Late one night, few years ago, as I was piecing together my family tree, I googled names I barely knew. Odd and interesting names of far away people from a far away time. Origen Cummings. James Kasson Gaston. Others. As I scrolled down the list of unconnected entries, something caught my eye. A website under the title Books of Historical Interest contained a memoir entitled "Early Settlement and Growth of Western Iowa, or Reminiscences," by Rev. John Todd. Hmm, I thought. Ok. I started skimming for the names.
The beginning was a story I knew in bits and pieces from childhood. Ancestors from the east had settled Oberlin, Ohio, and been part of Oberlin College. They travelled by river to Iowa to establish Tabor College in Oberlin's image. Nothing new there.
Except, no one ever told me that in the 1840's Oberlin was integrated and coeducational. No one ever told me Oberlin became a hotbed of abolitionism long before the Civil War. No one ever told me...
No one ever told me that my stolid New England ancestors were fervent, militant abolitionists and conductors on the Under Ground Rail Road. No one ever told me the stories of our ancestors helping fugitive slaves cross the Nishnabotna River and flee quietly through Iowa into Chicago on to Canada. No one ever told me how the ancestors harbored John Brown, or how the women lived with stockpiles of guns and knives in the barns and kitchens, and how the men fought for free soil in Bloody Kansas.
I read on and on late into the dark night and into the early morning. Page after virtual page of history, my history, our history, unfolding out of that darkness into the light before my eyes. Not famous, abstract people or gilded history from text books. Real stories, gripping stories, of real people with real names. My people, with my names. Why hadn't these family stories ever been told?
Suddenly, things began to make sense. It had always been there, quietly. They didn't think of themselves particularly as heros.
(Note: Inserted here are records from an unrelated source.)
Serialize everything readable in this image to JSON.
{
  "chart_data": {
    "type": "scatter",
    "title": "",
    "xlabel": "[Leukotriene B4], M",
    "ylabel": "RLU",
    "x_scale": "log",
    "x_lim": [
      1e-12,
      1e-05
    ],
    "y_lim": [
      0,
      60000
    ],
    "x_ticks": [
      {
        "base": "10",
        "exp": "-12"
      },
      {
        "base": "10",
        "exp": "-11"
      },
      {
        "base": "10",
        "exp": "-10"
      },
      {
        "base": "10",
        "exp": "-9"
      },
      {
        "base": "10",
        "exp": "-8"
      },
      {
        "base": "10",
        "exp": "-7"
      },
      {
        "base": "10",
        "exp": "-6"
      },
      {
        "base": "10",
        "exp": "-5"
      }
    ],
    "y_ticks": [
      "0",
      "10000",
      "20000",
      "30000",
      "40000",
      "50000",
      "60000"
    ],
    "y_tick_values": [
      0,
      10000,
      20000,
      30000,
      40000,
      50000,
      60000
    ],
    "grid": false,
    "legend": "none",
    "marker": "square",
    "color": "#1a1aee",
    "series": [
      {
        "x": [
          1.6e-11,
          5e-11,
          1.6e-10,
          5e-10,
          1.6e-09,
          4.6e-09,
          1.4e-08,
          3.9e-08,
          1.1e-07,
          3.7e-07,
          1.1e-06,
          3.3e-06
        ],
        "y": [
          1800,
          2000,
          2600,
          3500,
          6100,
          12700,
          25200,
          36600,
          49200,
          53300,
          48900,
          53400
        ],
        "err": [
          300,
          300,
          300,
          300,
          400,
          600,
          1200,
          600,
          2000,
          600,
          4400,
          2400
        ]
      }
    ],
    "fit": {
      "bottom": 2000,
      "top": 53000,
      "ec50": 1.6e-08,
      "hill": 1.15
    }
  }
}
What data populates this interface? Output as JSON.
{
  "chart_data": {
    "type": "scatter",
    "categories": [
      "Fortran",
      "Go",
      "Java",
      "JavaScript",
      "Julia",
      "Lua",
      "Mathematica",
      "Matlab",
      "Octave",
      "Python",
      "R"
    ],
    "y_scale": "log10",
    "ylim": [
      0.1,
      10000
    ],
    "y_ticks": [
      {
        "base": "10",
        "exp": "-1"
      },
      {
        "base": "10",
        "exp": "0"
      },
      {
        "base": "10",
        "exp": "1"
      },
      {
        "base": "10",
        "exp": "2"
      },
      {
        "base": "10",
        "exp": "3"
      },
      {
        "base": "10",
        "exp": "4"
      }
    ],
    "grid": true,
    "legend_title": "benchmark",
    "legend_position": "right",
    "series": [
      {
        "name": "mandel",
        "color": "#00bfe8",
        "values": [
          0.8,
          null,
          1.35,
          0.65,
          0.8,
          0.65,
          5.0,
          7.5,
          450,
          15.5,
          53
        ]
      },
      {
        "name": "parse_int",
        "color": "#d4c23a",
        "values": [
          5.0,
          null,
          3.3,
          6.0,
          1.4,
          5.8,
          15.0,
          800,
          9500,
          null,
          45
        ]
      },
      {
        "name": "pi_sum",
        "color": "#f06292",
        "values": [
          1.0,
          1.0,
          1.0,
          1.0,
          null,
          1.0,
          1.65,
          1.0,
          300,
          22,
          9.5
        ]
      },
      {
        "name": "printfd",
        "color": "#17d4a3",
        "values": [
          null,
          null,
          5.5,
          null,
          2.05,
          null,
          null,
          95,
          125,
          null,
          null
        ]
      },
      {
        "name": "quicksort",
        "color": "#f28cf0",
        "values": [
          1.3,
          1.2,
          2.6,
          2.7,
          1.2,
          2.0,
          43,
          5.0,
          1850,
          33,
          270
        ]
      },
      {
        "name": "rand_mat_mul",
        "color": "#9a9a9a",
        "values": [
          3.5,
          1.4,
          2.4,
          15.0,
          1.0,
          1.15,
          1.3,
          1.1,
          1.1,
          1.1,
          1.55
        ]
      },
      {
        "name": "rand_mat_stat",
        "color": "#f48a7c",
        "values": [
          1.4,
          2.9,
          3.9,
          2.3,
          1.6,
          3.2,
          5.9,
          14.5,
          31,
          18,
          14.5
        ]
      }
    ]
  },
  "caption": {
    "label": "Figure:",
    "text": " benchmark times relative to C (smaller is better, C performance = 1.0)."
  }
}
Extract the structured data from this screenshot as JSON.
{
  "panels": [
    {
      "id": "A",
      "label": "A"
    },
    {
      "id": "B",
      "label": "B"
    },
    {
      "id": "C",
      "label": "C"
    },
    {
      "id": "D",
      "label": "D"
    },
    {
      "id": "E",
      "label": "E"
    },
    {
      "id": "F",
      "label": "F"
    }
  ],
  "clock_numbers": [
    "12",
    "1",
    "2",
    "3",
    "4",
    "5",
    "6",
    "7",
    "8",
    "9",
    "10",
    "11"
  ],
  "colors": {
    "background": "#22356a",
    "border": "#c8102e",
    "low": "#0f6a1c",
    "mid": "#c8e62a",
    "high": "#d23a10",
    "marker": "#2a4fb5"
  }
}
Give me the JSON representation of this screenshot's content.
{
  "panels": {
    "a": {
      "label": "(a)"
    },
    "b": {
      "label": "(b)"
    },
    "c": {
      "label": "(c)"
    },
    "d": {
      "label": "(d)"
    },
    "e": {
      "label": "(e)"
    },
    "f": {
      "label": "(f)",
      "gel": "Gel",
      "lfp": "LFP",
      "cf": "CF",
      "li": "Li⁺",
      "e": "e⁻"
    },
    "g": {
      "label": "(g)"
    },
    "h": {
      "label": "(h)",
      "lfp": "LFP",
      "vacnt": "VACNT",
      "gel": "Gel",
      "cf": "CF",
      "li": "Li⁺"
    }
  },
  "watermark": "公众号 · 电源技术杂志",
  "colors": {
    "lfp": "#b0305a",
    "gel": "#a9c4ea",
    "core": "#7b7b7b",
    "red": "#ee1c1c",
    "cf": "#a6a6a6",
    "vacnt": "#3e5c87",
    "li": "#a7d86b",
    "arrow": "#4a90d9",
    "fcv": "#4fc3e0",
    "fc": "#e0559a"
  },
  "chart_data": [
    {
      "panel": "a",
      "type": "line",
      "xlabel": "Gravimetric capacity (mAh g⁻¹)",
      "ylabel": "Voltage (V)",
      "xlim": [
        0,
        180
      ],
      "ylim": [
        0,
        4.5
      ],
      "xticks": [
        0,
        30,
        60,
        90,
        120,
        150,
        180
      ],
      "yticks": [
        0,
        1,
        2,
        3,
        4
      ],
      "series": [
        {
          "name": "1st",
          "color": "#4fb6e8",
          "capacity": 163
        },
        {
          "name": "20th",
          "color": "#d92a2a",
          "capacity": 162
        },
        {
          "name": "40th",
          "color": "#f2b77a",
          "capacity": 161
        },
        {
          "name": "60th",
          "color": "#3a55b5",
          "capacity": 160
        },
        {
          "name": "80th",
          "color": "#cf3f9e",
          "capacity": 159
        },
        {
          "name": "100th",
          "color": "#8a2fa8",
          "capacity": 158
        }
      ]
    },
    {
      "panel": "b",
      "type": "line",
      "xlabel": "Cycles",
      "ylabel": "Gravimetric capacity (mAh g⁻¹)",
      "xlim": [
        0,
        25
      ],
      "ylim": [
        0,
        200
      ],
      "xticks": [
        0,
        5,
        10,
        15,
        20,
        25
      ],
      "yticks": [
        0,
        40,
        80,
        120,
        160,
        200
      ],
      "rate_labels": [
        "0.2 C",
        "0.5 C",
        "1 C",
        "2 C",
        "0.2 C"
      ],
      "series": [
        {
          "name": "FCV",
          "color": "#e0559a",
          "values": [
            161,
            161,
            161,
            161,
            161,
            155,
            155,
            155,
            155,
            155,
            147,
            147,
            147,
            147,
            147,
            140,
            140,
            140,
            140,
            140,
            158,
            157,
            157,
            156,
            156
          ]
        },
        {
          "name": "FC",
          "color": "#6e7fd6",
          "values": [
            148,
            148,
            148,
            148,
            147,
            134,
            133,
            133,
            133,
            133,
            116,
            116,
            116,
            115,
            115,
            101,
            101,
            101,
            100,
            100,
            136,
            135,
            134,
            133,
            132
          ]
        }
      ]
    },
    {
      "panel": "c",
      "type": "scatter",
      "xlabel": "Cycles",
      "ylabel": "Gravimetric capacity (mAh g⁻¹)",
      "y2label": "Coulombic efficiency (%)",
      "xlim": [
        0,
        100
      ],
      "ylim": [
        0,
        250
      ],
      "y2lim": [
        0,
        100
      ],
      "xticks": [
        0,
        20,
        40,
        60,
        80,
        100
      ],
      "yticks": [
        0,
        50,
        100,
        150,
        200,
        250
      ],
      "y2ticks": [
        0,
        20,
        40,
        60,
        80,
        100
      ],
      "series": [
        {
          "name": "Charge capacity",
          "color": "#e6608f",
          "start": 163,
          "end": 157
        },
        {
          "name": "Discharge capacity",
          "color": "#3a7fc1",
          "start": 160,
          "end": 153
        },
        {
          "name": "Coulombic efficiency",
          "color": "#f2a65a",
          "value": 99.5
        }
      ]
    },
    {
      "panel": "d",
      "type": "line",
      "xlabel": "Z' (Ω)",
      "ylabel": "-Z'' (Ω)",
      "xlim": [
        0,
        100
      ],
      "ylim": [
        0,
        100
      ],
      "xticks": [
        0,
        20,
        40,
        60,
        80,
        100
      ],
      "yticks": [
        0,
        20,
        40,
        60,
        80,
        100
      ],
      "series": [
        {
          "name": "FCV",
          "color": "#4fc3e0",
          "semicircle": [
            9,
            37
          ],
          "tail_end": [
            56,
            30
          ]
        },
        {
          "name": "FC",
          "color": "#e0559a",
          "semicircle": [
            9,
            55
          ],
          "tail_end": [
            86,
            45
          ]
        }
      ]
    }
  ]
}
They lived their values, and hoped and fought for a better, kinder, more just world. As one generation passed on the the next, the stories faded from memory, but the values and the fervent passion for freedom and justice did not. Those passed from generation to generation, surfacing in one form or another. Along with the ancestral linen and the silverware also passed their tireless, resolute ancestral DNA, fighting the Civil War, for women's rights, for civil rights, and now, fighting to take our country back.
Ever since that night, the fiber of my being has resonated to the voices of my ancestors. They selflessly risked everything. They selflessly gave everything. They courted and dodged the gravest dangers to complete the promise of America. They are part of me, what I am made from. How can I let them down?
So, here we are. We've wandered for generations across the wilderness. Now, we are standing on the mountain top, looking across the river. Behind us, the voices of our ancestors are signing together, softly, quietly, fearlessly urging us on.
Take my hand, it is time to cross the river.